Every quarter, the interest earned is added to your principal, and in the next quarter, further interest is calculated on this new total amount. This compounding cycle helps your investment earn more over time.
  • Compounding frequency plays a crucial role in how fast your money grows.
  • The more frequently interest is compounded, the more interest you earn.
For instance, in the context of the exercise, interest being compounded quarterly significantly contributed to the increase from $3,200 to approximately $3,448.22.
Interest Rate
The interest rate is a percentage that expresses how much your savings will grow over a period of time.
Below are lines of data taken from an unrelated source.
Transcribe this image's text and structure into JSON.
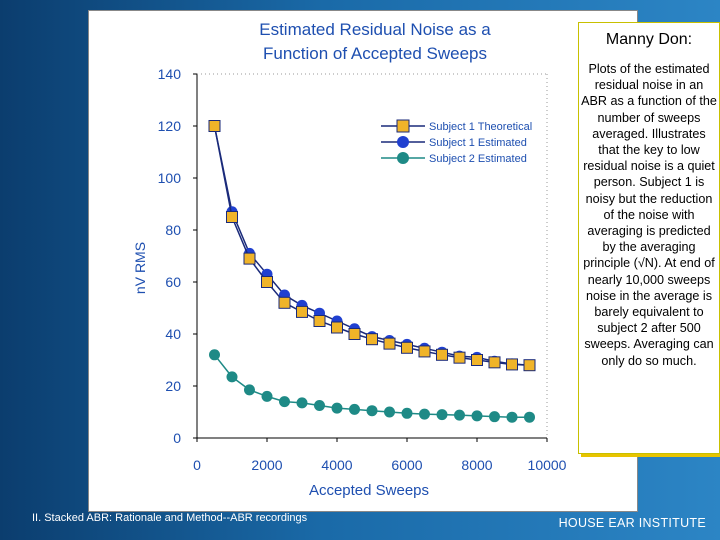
{
  "chart_data": {
    "type": "line",
    "title_lines": [
      "Estimated Residual Noise as a",
      "Function of Accepted Sweeps"
    ],
    "xlabel": "Accepted Sweeps",
    "ylabel": "nV RMS",
    "xlim": [
      0,
      10000
    ],
    "ylim": [
      0,
      140
    ],
    "x_ticks": [
      0,
      2000,
      4000,
      6000,
      8000,
      10000
    ],
    "y_ticks": [
      0,
      20,
      40,
      60,
      80,
      100,
      120,
      140
    ],
    "x_tick_labels": [
      "0",
      "2000",
      "4000",
      "6000",
      "8000",
      "10000"
    ],
    "y_tick_labels": [
      "0",
      "20",
      "40",
      "60",
      "80",
      "100",
      "120",
      "140"
    ],
    "grid": false,
    "legend_position": "top-right",
    "series": [
      {
        "name": "Subject 1 Theoretical",
        "marker": "square",
        "color": "#f0b429",
        "x": [
          500,
          1000,
          1500,
          2000,
          2500,
          3000,
          3500,
          4000,
          4500,
          5000,
          5500,
          6000,
          6500,
          7000,
          7500,
          8000,
          8500,
          9000,
          9500
        ],
        "y": [
          120,
          85,
          69,
          60,
          52,
          48.5,
          45,
          42.5,
          40,
          38,
          36.3,
          34.7,
          33.3,
          32,
          30.9,
          30,
          29.1,
          28.3,
          28
        ]
      },
      {
        "name": "Subject 1 Estimated",
        "marker": "circle",
        "color": "#2040d0",
        "x": [
          500,
          1000,
          1500,
          2000,
          2500,
          3000,
          3500,
          4000,
          4500,
          5000,
          5500,
          6000,
          6500,
          7000,
          7500,
          8000,
          8500,
          9000,
          9500
        ],
        "y": [
          120,
          87,
          71,
          63,
          55,
          51,
          48,
          45,
          42,
          39,
          37.5,
          36,
          34.5,
          33,
          31.5,
          31,
          29.5,
          28.5,
          28
        ]
      },
      {
        "name": "Subject 2 Estimated",
        "marker": "circle",
        "color": "#1e8a86",
        "x": [
          500,
          1000,
          1500,
          2000,
          2500,
          3000,
          3500,
          4000,
          4500,
          5000,
          5500,
          6000,
          6500,
          7000,
          7500,
          8000,
          8500,
          9000,
          9500
        ],
        "y": [
          32,
          23.5,
          18.5,
          16,
          14,
          13.5,
          12.5,
          11.5,
          11,
          10.5,
          10,
          9.5,
          9.2,
          9,
          8.8,
          8.5,
          8.2,
          8,
          8
        ]
      }
    ]
  },
  "note": {
    "title": "Manny Don:",
    "text": "Plots of the estimated residual noise in an ABR as a function of the number of sweeps averaged.  Illustrates that the key to low residual noise is a quiet person.  Subject 1 is noisy but the reduction of the noise with averaging is predicted by the averaging principle (√N).  At end of nearly 10,000 sweeps noise in the average is barely equivalent to subject 2 after 500 sweeps. Averaging can only do so much."
  },
  "footer": {
    "left": "II. Stacked ABR: Rationale and Method--ABR recordings",
    "right": "HOUSE  EAR  INSTITUTE"
  }
}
It is a critical component affecting the growth of your investment in a savings account.
In our exercise, the annual interest rate is 2.5%, which signifies the expected annual return on the deposited money without considering compounding.
  • A higher interest rate yields a higher return on investment.
  • The interest rate can be fixed or variable, with fixed rates remaining the same for a set period as opposed to variable rates which can fluctuate.
Understanding how the interest rate affects your savings helps in choosing the right savings product to meet your financial goals.
Compound Interest Formula
The compound interest formula is essential for calculating how much money will accumulate in a savings account over time, taking into account the effects of earning interest on interest.
The basic formula is: \[ A = P \left(1 + \frac{r}{n}\right)^{nt} \]Where:
  • \( A \) is the amount after time \( t \).
  • \( P \) is the principal investment amount.
  • \( r \) is the annual interest rate (decimal).
  • \( n \) is the number of times interest is compounded per year.
  • \( t \) is the number of years the money is invested.
This formula shows how different factors affect the final amount: the initial principal, the rate of interest, frequency of compounding, and time. In the exercise mentioned, this formula helped calculate that the initial \(3,200 grew to approximately \)3,448.22 after 3 years, thanks to quarterly compounding and a 2.5% annual interest rate.